Long Island social change nonprofits get $200G in awards from Unitarian fund
The Long Island Unitarian Universalist Fund has awarded eight grants totaling more than $200,000 to support a range of nonprofits across Long Island working on various areas of social change, it announced Tuesday.
The donor-advised fund focused on nonprofits involved in advocating immigrant rights, community organizing, educational equity, racial equity and justice, environmental justice, women's rights and more, said spokeswoman Marie C. Smith.
Recipients of the 2023 social change grants include: Bend the Arc — A Jewish Partnership for Justice; the Butterfly Effect Project; Centro Corazon de Maria; LatinoJustice PRLDEF; OLA of Eastern Long Island; Padoquohan Medicine Lodge; Teatro Experimental Yerbabruja; and The Advocacy Institute. The grants range between $20,000 and $30,000 and will be used for a wide range of programs, the LIUUF said.
Bend the Arc received $25,000 to organize allies to advance parole justice and criminal justice reform, the LIUUF said, while the $30,000 awarded the Padoquohan Medicine Lodge will help protect the cultural identity of the Shinnecock Nation and other tribes. Teatro Experimental will use its $25,000 grant to fund a social justice arts program and help promote an "inclusive school environment" for Latino immigrant youth. LatinoJustice will use its $25,000 grant for legal advocacy supporting Latino immigrants on Long Island.
Butterfly Effect Project founder and executive director Tijuana Fulford was overjoyed at news of its $25,000 grant, which she said will allow the organization to focus on improvements to the garden at its site on Northville Turnpike in Riverhead. Members, who range in age from 3 to 90, will plant and grow food in a sustainable garden to provide produce for a member pantry, as well as to donate to food banks.
"We live on an island surrounded by water," Fulford said, "but for communities of color we live in a food desert. . . . Being able to have something as small as a garden allows us to have these conversations about food injustice, about access, about need, because when you don't have access to farms, when you don't have access to a garden, where are you going to get your tomatoes?"
Fulford said the grant also will allow her members to learn about and gain access to "healthy choices."
Marian Russo, chair of the LIUUF advisory committee, said in a statement Tuesday: "The Fund advisors are proud to support these valued organizations that initiate and facilitate programs supporting grassroots organizing, leadership development, and community advocacy efforts.
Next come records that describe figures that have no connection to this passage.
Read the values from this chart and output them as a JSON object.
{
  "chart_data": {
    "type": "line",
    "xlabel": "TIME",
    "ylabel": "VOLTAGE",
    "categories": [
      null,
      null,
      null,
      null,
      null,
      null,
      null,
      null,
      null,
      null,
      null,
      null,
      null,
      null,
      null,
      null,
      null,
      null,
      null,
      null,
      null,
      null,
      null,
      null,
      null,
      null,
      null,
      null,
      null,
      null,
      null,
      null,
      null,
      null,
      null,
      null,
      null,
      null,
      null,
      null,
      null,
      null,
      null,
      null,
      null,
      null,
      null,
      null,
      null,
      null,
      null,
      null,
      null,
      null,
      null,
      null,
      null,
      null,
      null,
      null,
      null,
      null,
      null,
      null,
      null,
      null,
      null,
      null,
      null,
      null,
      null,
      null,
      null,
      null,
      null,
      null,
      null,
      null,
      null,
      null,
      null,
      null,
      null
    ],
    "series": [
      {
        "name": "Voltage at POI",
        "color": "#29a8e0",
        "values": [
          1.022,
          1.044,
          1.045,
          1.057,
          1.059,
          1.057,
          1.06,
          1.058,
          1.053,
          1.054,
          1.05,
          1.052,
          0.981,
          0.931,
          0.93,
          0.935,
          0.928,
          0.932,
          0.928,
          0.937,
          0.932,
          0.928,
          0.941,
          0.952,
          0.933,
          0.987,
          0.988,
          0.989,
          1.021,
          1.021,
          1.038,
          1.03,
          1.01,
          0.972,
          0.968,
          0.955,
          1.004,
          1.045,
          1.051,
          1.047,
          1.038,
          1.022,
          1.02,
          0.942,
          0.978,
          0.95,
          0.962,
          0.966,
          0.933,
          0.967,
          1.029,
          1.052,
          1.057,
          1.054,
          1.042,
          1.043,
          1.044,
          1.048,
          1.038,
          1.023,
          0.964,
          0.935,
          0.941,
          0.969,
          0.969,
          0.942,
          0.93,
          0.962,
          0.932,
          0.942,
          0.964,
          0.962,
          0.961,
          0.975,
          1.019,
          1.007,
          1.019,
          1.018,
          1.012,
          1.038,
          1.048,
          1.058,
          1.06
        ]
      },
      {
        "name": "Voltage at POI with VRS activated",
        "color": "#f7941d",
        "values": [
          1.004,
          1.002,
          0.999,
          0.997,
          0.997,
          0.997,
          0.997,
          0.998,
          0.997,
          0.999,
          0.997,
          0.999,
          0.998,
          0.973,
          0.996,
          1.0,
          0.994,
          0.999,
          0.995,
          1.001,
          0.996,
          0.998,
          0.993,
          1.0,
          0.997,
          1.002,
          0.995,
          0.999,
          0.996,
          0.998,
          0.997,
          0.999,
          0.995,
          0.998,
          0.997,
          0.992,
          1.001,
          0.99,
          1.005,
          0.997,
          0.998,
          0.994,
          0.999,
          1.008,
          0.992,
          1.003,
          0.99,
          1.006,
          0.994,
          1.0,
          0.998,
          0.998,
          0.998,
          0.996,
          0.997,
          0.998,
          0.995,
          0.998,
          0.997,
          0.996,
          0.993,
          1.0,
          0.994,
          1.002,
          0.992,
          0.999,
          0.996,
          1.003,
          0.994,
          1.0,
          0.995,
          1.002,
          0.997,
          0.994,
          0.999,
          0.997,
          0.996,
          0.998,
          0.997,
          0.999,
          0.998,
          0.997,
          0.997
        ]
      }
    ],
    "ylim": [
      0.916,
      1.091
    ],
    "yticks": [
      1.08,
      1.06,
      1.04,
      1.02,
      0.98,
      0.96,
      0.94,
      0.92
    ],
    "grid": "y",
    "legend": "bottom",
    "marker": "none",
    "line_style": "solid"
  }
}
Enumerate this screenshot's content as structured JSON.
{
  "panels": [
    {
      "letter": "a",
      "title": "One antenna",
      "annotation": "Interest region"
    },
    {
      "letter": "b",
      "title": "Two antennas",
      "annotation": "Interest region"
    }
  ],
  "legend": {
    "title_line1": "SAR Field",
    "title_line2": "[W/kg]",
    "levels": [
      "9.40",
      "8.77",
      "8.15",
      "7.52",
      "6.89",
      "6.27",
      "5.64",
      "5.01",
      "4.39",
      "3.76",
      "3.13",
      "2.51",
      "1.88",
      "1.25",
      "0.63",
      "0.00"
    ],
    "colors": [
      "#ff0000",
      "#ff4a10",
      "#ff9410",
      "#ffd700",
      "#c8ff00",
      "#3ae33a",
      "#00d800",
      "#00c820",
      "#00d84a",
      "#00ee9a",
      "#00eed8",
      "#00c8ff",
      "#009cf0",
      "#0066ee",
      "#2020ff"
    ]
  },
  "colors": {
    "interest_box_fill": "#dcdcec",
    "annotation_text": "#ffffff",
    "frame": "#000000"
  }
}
This work is critical to protecting, empowering, and amplifying the voices of our neighbors who are often furthest from justice and opportunity."
During the past three decades, the LIUUF has awarded millions of dollars to protect "the civil and human rights of people of color, immigrants, women, GLBT individuals, and disadvantaged people," according to the mission statement on its website.